No need to experiment further. There’d only be more wonders, a refresher course as well as a first-time close-up of Farooq’s affluence and power. And this was only his transportation…

She was staring down at her sweaty palms, fighting another wave of dizziness when her senses overloaded. She almost moaned at the force of the breach. Farooq.

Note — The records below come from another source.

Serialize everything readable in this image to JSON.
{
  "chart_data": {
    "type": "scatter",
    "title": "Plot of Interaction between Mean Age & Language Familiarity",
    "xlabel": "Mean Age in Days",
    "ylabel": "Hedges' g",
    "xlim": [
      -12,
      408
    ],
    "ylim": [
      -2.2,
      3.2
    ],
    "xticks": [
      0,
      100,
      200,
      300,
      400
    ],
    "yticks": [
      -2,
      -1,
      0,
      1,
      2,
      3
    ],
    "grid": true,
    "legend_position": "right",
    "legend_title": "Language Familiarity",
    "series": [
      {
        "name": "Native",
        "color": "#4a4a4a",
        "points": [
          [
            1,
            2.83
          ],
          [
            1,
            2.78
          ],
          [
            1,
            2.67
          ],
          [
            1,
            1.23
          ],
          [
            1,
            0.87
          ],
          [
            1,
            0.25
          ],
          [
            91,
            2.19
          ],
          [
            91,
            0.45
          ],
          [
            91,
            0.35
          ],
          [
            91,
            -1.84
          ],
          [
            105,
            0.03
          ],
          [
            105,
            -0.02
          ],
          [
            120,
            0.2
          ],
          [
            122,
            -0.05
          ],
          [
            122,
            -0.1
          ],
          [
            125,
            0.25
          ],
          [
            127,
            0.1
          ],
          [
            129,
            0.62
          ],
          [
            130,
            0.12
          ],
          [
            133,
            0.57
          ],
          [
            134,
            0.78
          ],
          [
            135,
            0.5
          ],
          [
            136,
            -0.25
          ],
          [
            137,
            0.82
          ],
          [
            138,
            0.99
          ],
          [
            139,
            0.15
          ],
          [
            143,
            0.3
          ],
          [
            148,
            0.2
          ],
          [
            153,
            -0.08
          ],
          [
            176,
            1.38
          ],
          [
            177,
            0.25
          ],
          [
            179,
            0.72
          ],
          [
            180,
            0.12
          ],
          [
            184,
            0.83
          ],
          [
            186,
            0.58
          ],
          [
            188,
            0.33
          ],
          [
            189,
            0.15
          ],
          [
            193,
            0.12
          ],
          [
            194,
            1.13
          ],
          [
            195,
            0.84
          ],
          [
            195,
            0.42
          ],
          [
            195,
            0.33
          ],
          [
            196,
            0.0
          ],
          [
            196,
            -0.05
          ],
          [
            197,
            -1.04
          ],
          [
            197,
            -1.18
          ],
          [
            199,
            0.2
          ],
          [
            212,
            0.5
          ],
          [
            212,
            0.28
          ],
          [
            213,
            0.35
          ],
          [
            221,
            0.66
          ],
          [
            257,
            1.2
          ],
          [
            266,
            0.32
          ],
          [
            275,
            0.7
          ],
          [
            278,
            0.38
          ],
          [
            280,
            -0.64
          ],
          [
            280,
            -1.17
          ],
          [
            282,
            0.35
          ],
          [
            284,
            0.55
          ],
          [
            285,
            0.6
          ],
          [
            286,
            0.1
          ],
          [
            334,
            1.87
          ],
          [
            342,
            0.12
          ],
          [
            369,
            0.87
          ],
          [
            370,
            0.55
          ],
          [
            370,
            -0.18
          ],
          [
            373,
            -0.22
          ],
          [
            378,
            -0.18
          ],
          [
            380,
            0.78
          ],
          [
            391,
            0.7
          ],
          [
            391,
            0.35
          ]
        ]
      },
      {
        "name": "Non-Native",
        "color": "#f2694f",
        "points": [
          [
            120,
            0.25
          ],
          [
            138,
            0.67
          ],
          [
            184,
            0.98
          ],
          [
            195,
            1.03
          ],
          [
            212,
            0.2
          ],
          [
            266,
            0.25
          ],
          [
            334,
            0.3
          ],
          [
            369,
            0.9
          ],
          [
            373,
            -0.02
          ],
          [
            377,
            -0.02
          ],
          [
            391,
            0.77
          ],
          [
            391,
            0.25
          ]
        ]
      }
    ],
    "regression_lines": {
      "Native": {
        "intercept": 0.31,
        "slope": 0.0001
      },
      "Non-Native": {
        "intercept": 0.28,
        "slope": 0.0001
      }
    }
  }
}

She didn’t want to raise her eyes. Didn’t want to watch him approaching, obliterating her autonomy, shrinking the world into the parameters of his presence, his desires, his decrees.

She did, saw his eyes firing with satisfaction at her slumped pose. He closed in on her like a force of nature, two men from his extensive entourage trying to keep up with him, documenting his muttered orders. They’d disappeared by the time he reached her, a partition sliding behind them to isolate the dining area where he’d seated her before going to “arrange matters” from the rest of the jet.

He looked down at her with the same intensity as he had when he’d been on top of her, demanding she repeat his land’s ancient marriage rite.